Bank loan interest expenses are deductible for IRC purposes under Article 23(1)(c) CIRC when they meet two cumulative conditions: the expenses must be indispensable to the company's activity and incurred exclusively in the taxpayer's own business interest. The expenses cannot serve third-party interests, including those of shareholders or associated companies. The deductibility depends on demonstrating a direct connection between the financing obtained and the company's operational needs.
Can the Portuguese Tax Authority (AT) deny the deductibility of financing costs if loans allegedly benefit associated companies rather than the taxpayer?
Yes, the Portuguese Tax Authority can deny deductibility of financing costs if it demonstrates that loans obtained by a taxpayer primarily benefit associated companies or shareholders rather than the taxpayer itself. This occurs when evidence shows the taxpayer borrowed funds commercially while simultaneously granting interest-free or favorably-termed loans to related parties, suggesting the financing serves third-party rather than business interests. The AT examines the economic substance of transactions, not merely their legal form.
What conditions must be met for financing costs to qualify as deductible business expenses under Article 23(1)(c) CIRC?
For financing costs to qualify as deductible business expenses under Article 23(1)(c) CIRC, three conditions must be satisfied: (1) the expenses must be indispensable to the company's activity, meaning necessary for generating income or maintaining business operations; (2) they must be incurred exclusively in the company's own interest, not for shareholders or third parties; and (3) they must be properly documented and accounted for. The taxpayer bears the burden of proving these conditions are met.

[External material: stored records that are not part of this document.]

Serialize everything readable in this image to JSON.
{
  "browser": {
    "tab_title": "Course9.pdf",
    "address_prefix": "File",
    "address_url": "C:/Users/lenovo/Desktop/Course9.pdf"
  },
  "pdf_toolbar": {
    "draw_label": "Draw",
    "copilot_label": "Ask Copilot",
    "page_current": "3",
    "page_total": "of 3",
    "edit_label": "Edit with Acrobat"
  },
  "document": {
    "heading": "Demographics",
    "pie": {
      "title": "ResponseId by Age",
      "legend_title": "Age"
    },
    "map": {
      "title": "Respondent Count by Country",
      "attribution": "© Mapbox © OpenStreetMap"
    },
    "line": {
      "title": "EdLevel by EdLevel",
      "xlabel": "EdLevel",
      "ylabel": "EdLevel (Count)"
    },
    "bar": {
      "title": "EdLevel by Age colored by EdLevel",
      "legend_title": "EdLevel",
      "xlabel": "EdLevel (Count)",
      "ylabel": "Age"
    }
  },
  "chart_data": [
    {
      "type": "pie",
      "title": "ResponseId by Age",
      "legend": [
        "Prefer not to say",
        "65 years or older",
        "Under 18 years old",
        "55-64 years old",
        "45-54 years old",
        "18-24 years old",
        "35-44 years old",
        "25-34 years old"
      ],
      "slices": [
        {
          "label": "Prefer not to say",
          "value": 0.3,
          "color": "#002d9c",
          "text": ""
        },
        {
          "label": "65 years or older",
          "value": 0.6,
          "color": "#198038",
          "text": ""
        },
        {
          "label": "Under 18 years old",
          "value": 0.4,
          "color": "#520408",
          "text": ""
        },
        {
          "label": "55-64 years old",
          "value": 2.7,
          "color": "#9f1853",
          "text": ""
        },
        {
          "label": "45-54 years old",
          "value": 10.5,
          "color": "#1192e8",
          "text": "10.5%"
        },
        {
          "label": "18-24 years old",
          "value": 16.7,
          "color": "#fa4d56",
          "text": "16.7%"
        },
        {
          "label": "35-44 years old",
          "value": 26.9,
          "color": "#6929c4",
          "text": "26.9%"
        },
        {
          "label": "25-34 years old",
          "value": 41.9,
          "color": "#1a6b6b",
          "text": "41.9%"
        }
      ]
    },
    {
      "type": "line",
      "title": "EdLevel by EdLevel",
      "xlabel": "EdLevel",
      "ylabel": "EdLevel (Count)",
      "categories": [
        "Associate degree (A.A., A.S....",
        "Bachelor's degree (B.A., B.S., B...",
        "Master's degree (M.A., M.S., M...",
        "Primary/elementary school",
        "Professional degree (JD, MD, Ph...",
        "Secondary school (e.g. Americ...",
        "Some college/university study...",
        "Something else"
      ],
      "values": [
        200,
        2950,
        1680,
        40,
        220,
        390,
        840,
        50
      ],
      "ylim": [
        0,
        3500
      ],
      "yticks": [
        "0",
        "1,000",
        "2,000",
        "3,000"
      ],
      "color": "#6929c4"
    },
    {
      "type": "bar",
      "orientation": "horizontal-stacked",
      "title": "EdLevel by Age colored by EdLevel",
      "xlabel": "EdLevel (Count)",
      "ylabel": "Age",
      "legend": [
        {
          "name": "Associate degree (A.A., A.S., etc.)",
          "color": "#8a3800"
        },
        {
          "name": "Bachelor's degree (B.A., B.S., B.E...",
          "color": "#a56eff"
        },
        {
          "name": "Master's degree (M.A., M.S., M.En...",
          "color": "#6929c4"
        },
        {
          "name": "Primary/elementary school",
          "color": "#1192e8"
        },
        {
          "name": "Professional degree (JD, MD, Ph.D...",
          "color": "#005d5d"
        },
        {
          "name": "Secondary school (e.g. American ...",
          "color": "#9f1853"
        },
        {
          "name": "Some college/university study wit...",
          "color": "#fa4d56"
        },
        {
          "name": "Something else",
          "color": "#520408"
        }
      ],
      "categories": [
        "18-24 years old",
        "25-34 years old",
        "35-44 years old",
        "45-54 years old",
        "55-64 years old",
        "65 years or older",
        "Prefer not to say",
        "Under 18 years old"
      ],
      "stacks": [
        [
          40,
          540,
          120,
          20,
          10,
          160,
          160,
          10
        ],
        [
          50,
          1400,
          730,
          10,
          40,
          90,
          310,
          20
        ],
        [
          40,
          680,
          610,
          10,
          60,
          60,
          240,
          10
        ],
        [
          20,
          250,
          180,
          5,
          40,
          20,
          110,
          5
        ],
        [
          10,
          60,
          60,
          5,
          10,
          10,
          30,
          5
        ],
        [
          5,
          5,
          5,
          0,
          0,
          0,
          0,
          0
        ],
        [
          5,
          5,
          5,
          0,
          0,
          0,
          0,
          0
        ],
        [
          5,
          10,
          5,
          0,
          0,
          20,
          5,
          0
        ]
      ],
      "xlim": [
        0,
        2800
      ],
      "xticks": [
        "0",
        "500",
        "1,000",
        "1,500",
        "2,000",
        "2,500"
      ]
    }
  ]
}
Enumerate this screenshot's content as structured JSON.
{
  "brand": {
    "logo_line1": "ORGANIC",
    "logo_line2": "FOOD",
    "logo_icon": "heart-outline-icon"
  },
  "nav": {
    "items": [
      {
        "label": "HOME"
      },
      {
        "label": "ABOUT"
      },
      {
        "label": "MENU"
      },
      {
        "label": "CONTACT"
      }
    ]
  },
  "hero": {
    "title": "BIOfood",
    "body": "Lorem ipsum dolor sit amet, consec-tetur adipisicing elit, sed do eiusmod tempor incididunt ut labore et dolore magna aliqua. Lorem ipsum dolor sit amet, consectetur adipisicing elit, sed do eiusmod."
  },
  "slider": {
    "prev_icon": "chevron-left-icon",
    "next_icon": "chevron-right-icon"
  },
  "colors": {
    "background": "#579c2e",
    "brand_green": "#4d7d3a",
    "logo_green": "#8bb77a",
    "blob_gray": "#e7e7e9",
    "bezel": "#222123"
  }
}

How does the CAAD arbitral tribunal assess whether loan expenses were incurred in the taxpayer's own business interest versus third-party interests?
The CAAD arbitral tribunal assesses whether loan expenses serve the taxpayer's business interest by examining: the commercial substance of relationships with debtor entities; whether receivables arise from genuine trading operations evidenced by proper invoicing; the terms of credit granted versus obtained (interest rates, repayment schedules); actual repayment patterns demonstrating commercial viability; the ratio of obtained financing to granted credits; and whether the overall arrangement shows economic rationality from the taxpayer's perspective or primarily benefits related parties.
What is the procedure for challenging an additional IRC tax assessment through gracious complaint, hierarchical appeal, and CAAD arbitration in Portugal?
The procedure for challenging an additional IRC assessment in Portugal involves: (1) filing a reclamação graciosa (gracious complaint) with the Tax Authority within 120 days of notification; (2) if denied, filing a recurso hierárquico (hierarchical appeal) to a superior administrative authority; (3) alternatively or subsequently, requesting arbitration at CAAD under Decree-Law 10/2011 within specified time limits; (4) the CAAD tribunal is constituted with appointed arbitrators; (5) the Tax Authority submits its defense; (6) parties may present evidence and legal arguments; and (7) the tribunal issues a binding arbitral decision within statutory deadlines.